The TLI approach has emerged as an effective means for both prevention and treatment of many prevailing diseases, such as cardiovascular diseases [47
]. In the area of brain health, however, fewer data have been presented so far, with studies limited either by the number of lifestyle factors assessed [20
] or by the non-comprehensive evaluation of lifestyle factors into discrete domains of lifestyle (e.g., quality of overall diet, total physical activity) [21
]. On the other hand, some clinical trials have examined such an approach.
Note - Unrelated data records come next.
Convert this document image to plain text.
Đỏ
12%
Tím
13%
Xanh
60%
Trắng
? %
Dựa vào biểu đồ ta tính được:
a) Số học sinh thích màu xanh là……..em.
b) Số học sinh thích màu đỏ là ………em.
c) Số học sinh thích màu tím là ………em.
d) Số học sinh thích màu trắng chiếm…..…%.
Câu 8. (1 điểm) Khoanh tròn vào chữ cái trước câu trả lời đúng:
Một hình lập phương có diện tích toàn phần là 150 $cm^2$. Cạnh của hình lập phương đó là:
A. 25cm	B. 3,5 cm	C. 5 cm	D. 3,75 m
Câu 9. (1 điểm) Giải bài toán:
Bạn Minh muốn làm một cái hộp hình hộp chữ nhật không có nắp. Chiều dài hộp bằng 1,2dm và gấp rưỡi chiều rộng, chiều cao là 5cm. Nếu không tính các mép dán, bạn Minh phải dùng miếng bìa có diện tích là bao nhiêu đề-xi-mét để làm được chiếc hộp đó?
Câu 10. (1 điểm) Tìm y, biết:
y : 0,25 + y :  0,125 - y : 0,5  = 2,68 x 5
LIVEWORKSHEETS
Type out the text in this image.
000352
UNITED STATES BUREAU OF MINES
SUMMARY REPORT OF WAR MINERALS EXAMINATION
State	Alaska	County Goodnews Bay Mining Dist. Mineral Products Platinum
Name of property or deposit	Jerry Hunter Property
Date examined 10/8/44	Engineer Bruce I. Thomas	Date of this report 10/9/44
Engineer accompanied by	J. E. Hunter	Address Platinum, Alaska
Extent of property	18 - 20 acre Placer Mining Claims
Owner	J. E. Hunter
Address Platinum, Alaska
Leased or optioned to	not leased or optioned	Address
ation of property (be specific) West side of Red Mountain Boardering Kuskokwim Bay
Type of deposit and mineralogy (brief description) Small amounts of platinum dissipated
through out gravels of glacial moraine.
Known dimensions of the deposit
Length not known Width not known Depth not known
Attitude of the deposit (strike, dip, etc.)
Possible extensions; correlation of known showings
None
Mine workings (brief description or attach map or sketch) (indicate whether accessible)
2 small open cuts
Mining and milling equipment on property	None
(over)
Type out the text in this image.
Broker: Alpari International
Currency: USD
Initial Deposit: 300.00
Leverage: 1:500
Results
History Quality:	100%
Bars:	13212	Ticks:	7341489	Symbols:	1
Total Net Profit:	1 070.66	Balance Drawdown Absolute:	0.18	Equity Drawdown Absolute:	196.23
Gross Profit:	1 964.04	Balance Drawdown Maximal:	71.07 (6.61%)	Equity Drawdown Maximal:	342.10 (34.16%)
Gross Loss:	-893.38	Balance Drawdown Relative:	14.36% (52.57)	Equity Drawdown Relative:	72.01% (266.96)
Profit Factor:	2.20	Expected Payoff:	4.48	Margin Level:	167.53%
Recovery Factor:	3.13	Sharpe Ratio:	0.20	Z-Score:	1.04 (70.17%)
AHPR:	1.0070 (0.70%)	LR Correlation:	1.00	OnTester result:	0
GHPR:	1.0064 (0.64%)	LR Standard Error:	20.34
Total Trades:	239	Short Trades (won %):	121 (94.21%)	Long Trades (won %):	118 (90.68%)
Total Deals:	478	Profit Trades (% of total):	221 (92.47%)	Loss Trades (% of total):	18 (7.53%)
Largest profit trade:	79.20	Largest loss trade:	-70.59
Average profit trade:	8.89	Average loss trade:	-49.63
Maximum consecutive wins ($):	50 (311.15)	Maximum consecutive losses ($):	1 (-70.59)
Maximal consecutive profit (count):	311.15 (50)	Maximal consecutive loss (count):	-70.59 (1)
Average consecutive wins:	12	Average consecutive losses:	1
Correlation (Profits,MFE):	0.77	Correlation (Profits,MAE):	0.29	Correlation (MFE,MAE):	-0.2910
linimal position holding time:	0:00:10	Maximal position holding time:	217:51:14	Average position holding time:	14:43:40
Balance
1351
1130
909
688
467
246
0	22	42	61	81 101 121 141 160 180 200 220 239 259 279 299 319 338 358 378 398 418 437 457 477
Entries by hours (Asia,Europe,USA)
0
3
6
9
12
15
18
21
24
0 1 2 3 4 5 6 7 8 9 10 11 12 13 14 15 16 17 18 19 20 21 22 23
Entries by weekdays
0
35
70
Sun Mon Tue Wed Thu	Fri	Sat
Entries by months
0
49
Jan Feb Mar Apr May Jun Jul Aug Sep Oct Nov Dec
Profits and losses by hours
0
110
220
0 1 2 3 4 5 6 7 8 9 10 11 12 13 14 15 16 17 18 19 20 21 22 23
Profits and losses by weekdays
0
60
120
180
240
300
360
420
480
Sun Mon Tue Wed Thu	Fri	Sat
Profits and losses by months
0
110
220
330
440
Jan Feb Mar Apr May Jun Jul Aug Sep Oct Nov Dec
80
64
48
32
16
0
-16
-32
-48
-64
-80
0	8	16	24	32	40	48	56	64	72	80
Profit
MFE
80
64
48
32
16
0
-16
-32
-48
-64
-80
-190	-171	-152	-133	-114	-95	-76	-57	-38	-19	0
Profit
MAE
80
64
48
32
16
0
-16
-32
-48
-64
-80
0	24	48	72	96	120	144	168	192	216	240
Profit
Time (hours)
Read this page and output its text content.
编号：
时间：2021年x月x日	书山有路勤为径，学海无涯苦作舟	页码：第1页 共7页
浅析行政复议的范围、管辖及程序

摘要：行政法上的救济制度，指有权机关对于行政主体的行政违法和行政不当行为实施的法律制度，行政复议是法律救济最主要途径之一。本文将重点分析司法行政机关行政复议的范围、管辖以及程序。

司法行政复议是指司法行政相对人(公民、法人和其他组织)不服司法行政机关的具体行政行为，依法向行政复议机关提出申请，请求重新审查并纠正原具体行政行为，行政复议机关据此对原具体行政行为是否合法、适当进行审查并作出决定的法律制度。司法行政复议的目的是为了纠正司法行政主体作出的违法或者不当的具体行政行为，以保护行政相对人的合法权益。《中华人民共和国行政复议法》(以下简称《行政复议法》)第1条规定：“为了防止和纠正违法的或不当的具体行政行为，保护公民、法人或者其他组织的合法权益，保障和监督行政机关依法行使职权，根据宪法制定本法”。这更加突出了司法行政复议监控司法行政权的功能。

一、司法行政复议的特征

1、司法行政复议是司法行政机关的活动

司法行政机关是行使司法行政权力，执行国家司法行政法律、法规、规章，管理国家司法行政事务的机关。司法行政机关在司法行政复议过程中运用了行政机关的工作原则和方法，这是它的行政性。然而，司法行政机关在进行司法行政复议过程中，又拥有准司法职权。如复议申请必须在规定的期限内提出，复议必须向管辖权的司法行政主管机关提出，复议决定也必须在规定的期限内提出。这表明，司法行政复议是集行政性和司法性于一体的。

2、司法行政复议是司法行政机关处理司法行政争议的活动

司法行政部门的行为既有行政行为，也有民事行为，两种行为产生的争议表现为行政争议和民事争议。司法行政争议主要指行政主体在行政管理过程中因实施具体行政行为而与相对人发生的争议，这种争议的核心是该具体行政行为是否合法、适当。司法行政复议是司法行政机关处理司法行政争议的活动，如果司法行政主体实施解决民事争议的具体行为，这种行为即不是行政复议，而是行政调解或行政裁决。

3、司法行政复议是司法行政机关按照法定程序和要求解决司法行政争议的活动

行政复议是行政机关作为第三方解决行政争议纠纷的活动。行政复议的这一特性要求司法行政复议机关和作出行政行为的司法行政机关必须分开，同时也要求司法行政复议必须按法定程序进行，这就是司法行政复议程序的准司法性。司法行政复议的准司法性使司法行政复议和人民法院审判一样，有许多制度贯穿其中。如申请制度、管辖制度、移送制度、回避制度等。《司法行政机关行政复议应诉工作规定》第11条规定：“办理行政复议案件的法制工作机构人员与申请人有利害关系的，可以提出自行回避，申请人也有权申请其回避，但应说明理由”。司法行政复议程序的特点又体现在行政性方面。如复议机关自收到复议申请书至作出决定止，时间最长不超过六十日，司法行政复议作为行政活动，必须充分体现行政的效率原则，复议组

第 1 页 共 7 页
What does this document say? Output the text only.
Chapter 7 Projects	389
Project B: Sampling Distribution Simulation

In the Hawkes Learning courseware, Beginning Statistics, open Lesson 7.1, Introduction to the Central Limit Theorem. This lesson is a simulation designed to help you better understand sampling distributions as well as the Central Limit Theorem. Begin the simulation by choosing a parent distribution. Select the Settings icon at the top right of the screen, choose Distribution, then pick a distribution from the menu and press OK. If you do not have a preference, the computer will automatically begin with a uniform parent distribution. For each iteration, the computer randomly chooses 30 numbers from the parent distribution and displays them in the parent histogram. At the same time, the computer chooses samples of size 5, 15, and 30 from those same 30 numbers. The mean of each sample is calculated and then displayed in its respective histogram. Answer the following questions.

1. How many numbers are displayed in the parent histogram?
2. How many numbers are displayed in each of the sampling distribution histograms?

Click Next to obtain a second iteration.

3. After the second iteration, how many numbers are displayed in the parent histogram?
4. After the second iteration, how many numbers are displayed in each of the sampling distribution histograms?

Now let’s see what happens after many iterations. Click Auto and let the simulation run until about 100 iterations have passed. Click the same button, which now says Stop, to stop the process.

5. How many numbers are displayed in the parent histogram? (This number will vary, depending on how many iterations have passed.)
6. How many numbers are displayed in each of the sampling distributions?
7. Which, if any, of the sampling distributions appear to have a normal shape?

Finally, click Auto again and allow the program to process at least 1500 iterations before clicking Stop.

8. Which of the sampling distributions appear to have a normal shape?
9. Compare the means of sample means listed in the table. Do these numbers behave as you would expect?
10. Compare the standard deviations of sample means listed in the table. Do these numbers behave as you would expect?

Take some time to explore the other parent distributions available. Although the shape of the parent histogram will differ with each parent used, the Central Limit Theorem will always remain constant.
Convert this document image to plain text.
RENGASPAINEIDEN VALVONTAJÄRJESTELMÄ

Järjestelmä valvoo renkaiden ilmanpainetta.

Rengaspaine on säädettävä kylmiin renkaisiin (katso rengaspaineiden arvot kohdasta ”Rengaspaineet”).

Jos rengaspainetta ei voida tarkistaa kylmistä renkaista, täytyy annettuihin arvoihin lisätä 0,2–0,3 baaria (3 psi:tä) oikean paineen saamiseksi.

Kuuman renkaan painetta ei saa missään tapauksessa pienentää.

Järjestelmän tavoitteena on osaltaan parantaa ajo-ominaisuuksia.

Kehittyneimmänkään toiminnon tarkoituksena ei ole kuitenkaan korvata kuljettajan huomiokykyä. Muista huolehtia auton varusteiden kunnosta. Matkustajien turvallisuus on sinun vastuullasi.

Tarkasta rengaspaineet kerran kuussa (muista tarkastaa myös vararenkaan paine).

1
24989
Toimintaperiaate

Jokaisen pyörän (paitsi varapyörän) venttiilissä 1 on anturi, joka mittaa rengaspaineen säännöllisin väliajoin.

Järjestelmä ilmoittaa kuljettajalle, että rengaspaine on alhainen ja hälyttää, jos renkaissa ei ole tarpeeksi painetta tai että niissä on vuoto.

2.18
Three large-scale multi-domain interventions that incorporated changes in many lifestyle factors for the prevention of cognitive decline have been completed so far [48
]. These trials included coaching for a healthier diet and increased levels of physical activity, as well as cognitive training and control of cardiovascular risk factors. The FINGER trial found a slower cognitive decline in individuals assigned to the multi-domain intervention [50
], while in the other two trials (PREDIVA and MAPT trials) protective effects were observed under specific circumstances (e.g., those with more vascular factors, higher future dementia risk scores, brain amyloid positivity or carriers of the e4 allele of Apolipoprotein E) [48
]. Although clinical trials have been widely considered as the gold standard method for the determination of causal relationships, in the case of lifestyle parameters well-designed observational studies are also of great value, as they may capture long-term exposures and they may allow exploration of the associations between many more potential lifestyle factors and health outcomes, and may also permit the investigation of the combined influence of lifestyle factors.
Certain limitations of this study deserve consideration. This is a cross-sectional approach that cannot provide causal relationships but only formulate hypotheses for future research. Although we took precautions by gradually excluding individuals with altered cognitive function and by adjusting for major variables, reverse causality and the influence of residual unmeasured confounding variables cannot be entirely excluded.
Our study has several strengths. A major advantage of the study is the fact that we constructed a lifestyle index that was based on observational data of a Mediterranean population, with core health-related behaviors, such as diet, that have been widely identified to be linked with reduced morbidity and mortality rates [9
]. Our sample is population representative and we used validated tools for the assessment of each lifestyle factor evaluated. We also administered a comprehensive neuropsychological evaluation that included both a full neuropsychological battery and a diagnosis of cognitive impairment based on clinical consensus of an experienced team of investigators, with use of standard criteria.